A Vancouver junior exploration company focused on Peru is going into retreat through a planned voluntary move onto the NEX – the Toronto Stock Exchange’s storage area for dormant companies.
Zincore, which is focused on new zinc and other base metal properties in Peru, said it can’t raise the capital it needs to continue to finance exploration and development projects.
According to its most recent financials, the company was forced to write down $34 million on its flagship project, the Accha Zinc Oxide District, and has a negative working capital of $3.6 million.
Since 2011, its share values have dropped from a high of $5.16 to $0.03 per share.
Earlier this month, the company received notification from the TSX that it was under review for failing to meet listing requirements.
A move to the NEX is not typically voluntary. It’s most often required by the TSX and TSX Venture exchanges when a company fail to meet its ongoing listing requirements.
Shares can still be traded for NEX-listed companies, but there are restrictions on the kind of business the company can conduct. The listing costs and requirements are lower than on the upper tier of the TSX and TSX Venture exchanges.
"An NEX listing will continue to offer investors an opportunity to buy and sell Zincore shares, while at the same time reducing our expenses,” Zincore CEO Jorge Benavides said in a press release.

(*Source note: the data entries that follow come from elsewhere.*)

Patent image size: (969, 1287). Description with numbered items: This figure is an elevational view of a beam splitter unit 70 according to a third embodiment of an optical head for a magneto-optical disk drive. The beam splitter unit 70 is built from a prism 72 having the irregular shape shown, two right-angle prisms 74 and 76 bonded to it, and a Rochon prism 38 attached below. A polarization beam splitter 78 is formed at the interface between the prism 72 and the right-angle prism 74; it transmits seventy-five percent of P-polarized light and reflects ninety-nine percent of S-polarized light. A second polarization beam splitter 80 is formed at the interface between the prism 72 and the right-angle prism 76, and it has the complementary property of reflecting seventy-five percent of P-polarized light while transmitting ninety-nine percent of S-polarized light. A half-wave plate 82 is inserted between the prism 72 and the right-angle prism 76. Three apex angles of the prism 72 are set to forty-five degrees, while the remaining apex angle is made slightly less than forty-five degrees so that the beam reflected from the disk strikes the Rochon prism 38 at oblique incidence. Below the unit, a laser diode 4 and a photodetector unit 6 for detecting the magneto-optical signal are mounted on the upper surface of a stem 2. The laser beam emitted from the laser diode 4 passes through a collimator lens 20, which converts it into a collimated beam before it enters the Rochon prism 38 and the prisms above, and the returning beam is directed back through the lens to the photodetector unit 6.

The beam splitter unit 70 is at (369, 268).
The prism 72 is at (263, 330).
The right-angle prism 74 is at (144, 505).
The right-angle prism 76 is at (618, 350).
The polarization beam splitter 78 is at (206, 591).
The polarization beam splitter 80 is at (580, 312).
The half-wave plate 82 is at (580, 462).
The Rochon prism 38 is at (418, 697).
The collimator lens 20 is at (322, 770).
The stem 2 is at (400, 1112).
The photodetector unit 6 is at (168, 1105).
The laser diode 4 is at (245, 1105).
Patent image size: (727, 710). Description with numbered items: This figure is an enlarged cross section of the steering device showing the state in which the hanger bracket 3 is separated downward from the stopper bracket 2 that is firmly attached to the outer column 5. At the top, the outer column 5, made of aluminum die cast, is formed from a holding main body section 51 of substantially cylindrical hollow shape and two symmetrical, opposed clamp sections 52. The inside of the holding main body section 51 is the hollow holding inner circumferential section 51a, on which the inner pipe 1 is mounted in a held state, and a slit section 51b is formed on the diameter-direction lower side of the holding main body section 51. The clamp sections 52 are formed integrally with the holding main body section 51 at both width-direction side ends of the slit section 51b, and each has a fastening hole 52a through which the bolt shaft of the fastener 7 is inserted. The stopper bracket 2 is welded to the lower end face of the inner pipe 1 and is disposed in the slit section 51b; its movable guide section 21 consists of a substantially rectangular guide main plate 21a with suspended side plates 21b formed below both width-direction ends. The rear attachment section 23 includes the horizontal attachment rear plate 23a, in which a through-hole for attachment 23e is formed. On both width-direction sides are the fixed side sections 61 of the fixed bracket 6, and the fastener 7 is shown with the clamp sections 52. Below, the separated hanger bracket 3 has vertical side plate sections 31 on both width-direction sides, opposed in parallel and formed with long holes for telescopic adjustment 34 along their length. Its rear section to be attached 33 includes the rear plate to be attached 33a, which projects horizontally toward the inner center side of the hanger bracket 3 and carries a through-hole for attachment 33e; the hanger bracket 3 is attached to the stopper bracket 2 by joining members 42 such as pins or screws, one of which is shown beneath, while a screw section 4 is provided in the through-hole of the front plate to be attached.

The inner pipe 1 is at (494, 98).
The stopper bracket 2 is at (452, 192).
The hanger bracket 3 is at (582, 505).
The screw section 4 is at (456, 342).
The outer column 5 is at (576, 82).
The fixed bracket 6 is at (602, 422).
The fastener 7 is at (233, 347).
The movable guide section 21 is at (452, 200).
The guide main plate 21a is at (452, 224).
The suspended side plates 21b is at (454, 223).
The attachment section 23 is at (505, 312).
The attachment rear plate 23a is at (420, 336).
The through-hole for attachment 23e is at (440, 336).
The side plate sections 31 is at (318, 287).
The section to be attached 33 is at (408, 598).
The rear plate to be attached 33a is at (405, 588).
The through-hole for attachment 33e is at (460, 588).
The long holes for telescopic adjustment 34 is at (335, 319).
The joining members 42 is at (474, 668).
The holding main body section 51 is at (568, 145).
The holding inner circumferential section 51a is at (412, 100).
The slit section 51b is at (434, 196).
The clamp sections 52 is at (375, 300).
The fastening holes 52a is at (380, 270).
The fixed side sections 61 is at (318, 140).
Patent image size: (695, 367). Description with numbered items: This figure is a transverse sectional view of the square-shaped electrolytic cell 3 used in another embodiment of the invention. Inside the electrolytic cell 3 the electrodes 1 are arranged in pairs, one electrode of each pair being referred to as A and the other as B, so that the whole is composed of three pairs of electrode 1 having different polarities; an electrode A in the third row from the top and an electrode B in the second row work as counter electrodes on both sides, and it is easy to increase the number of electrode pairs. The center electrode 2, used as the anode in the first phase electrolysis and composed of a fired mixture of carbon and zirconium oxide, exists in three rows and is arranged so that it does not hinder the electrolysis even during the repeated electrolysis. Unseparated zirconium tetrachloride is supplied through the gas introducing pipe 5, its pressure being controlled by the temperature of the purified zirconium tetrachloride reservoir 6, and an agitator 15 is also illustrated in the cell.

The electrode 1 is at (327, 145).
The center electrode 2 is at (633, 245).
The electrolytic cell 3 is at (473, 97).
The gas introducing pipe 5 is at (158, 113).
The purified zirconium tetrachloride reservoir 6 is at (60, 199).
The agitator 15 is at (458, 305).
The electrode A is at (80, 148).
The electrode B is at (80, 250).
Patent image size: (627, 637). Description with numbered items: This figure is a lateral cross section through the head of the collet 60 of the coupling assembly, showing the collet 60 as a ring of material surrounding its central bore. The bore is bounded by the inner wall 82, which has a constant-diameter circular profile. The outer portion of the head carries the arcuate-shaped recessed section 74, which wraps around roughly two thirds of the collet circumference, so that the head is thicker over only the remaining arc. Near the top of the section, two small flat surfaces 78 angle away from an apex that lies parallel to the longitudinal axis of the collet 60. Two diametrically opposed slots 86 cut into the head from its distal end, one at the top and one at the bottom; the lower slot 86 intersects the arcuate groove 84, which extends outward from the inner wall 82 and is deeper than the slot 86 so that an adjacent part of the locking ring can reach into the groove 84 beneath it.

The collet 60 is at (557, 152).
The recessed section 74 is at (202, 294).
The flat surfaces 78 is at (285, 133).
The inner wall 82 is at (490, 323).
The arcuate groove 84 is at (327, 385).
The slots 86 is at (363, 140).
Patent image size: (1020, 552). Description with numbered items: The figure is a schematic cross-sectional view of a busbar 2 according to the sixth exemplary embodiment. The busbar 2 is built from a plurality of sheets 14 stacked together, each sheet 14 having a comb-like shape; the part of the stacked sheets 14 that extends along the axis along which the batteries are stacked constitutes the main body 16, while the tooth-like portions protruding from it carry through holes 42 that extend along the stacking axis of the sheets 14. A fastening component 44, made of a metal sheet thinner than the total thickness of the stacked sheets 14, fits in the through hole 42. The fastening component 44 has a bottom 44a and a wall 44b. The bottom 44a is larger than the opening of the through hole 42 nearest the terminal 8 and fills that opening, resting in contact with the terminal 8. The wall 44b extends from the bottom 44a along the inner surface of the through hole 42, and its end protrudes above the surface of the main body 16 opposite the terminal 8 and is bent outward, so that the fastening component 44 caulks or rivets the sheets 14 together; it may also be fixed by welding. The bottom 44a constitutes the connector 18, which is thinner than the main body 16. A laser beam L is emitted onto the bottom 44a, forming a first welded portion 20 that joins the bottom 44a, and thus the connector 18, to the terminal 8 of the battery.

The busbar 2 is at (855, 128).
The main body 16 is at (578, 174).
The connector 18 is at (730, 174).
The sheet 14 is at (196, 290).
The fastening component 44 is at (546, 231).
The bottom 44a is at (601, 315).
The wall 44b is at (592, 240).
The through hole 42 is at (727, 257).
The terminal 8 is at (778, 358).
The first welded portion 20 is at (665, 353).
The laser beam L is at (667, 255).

“Given that it remains extremely difficult to raise funds in the current markets and we are subject to a TSX listing review … we have reviewed the company's options and believe that delisting our shares from the TSX now and transitioning to the NEX is in the best interests of our shareholders."
As reported in last week’s Business in Vancouver, Tony Simon, a founder of the Venture Capital Markets Association, recently calculated that close to 600 junior mining and exploration companies listed on the TSX Venture exchanges have negative working capital.
He and other retail investors question how they are continuing to meet their listing requirements, say that they are weighing down the exchange as a whole, to the detriment of viable companies.